Automated test tools don't come cheap but they can help in reducing risk by trying to discover issues before they become problems and potentially 'show stoppers' later in a 'live' environment. When the cost of rectification can become hideously expensive.
Automated tools can create the 'boxer principle' as I coin it, where if deciding on how good a boxer really is, a few punches here and there isn't going to determine if they're any good. However if you increase the ferocity and frequency of punches, you create a better opportunity in seeing if the boxer can cope against a sustained barrage of punching.
This is exactly what automated test tools can do, they can simulate conditions of sustained load onto the Citrix environment which can replicate weeks and months of activity in a few days. A few punches here and there may not test the boxer and likewise running a pilot or acceptance test isn't going to put the Citrix environment through it's paces either.
There are quite a few tools available to test Citrix environments and whilst it maybe a worthwhile exercise to discuss the merits aswell as the pains of using these tools, some have very restrictive licensing agreements which prohibit me from doing so. Therefore it wouldn't be fair to discuss test tools without being able to mention my preferred test tool.

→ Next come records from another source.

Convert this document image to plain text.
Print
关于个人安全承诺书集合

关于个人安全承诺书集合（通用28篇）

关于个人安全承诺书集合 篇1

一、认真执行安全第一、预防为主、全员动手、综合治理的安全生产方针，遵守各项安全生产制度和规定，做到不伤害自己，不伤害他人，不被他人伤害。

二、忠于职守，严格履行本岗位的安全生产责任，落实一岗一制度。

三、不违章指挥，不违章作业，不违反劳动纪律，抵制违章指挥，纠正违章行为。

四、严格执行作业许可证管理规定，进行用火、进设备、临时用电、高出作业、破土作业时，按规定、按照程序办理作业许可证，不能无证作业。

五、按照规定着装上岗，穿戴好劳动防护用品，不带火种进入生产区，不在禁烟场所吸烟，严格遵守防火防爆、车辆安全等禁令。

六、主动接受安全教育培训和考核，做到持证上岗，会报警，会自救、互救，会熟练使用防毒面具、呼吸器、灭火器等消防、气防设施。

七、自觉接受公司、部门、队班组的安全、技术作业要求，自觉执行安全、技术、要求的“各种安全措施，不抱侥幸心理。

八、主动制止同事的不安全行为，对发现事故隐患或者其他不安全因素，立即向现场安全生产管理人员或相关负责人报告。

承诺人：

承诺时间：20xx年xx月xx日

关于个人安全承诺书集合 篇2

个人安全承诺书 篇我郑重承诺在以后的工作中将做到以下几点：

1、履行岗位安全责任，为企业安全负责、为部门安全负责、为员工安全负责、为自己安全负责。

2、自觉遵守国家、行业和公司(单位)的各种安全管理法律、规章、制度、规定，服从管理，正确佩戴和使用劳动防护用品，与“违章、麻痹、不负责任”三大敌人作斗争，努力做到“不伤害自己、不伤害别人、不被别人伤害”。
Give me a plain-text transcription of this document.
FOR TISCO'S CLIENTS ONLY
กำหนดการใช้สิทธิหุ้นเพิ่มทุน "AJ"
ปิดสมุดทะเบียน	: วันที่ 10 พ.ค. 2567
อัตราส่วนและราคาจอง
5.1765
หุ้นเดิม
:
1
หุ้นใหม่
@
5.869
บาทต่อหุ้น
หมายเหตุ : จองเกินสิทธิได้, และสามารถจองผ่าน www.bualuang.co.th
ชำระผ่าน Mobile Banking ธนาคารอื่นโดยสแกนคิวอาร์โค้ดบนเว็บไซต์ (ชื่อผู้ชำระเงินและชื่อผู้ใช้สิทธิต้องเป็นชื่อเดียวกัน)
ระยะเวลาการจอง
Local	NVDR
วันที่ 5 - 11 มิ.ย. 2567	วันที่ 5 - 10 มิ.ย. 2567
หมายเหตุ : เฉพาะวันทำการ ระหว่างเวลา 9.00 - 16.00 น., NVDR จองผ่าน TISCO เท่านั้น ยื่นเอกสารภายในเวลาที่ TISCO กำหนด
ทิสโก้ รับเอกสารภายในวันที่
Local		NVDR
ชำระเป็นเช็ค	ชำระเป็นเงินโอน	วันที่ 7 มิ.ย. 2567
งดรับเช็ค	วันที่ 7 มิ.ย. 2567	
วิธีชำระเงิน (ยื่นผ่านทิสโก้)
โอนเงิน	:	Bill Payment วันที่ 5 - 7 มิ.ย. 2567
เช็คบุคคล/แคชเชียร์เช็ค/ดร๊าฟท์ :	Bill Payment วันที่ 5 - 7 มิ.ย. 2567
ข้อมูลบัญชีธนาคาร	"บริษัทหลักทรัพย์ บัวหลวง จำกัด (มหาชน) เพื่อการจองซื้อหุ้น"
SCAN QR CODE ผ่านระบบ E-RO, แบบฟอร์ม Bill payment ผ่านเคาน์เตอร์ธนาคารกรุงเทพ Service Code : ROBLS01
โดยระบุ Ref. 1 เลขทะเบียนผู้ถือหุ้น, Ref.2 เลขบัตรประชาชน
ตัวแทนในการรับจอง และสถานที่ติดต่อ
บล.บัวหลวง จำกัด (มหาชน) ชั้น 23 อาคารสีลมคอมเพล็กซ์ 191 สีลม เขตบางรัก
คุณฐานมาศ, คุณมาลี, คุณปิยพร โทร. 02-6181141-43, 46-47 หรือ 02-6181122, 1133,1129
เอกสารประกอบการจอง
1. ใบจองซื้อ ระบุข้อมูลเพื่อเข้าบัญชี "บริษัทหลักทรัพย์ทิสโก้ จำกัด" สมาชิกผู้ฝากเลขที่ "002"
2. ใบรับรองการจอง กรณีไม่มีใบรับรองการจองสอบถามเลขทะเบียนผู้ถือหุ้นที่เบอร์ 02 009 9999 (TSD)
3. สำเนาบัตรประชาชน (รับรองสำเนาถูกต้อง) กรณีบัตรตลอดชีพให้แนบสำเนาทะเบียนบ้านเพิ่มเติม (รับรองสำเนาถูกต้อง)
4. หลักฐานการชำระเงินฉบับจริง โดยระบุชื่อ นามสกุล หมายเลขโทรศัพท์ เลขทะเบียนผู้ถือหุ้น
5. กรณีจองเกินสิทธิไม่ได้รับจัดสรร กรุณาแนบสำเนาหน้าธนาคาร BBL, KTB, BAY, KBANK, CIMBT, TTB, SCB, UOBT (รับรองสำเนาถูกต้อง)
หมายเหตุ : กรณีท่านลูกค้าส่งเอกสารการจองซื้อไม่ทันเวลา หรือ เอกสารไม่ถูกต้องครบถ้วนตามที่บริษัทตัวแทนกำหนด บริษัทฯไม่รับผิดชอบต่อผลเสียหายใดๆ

Instead I'm devising a checklist which may help in determining which tool to use. As I've worked with many of the available tools, I've learned what the best features are and what features needs to be avoided. Before embarking on the checklist, there's one tool I can discuss and will discuss, the Citrix Server Test Kit.
Citrix Server Test Kit or CSTK, is a tool developed by a couple of Citrix engineers in the guise of a test tool. I don't class this as not only a serious test tool but a test tool at all.
What amazes me more, some still advocate this as a serious testing tool. What I fail to comprehend is that when you've spent thousands on enterprise software such as Microsoft's Windows 2003, Citrix PS4.0 Enterprise edition, along with enterprise monitoring, reporting and even software deployment systems. Why would you then want to use a tool knocked together by a few engineers (not testers) to prove the validity of your hard work?
The CSTK in my opinion falls far short of being classed as an acceptable test tool, it's too intrusive and can be unstable at high loads. As most of the tests run on the Citrix server under test, the results aren't accurate, as you're putting additional load on the servers which taint the results produced.
I've developed a guide which contains a checklist of what to look for in test tools for Citrix environments. I created this guide to make it easier to make informed decisions on testing tools for Citrix. Check out 'Test Tool Guide' button on my navigation bar to find out more.
When it comes to test environments, the importance of having dedicated environments for various phases involved in testing Citrix. As for Citrix User Acceptance testing, it's great for PR but not a replacement for other forms of testing.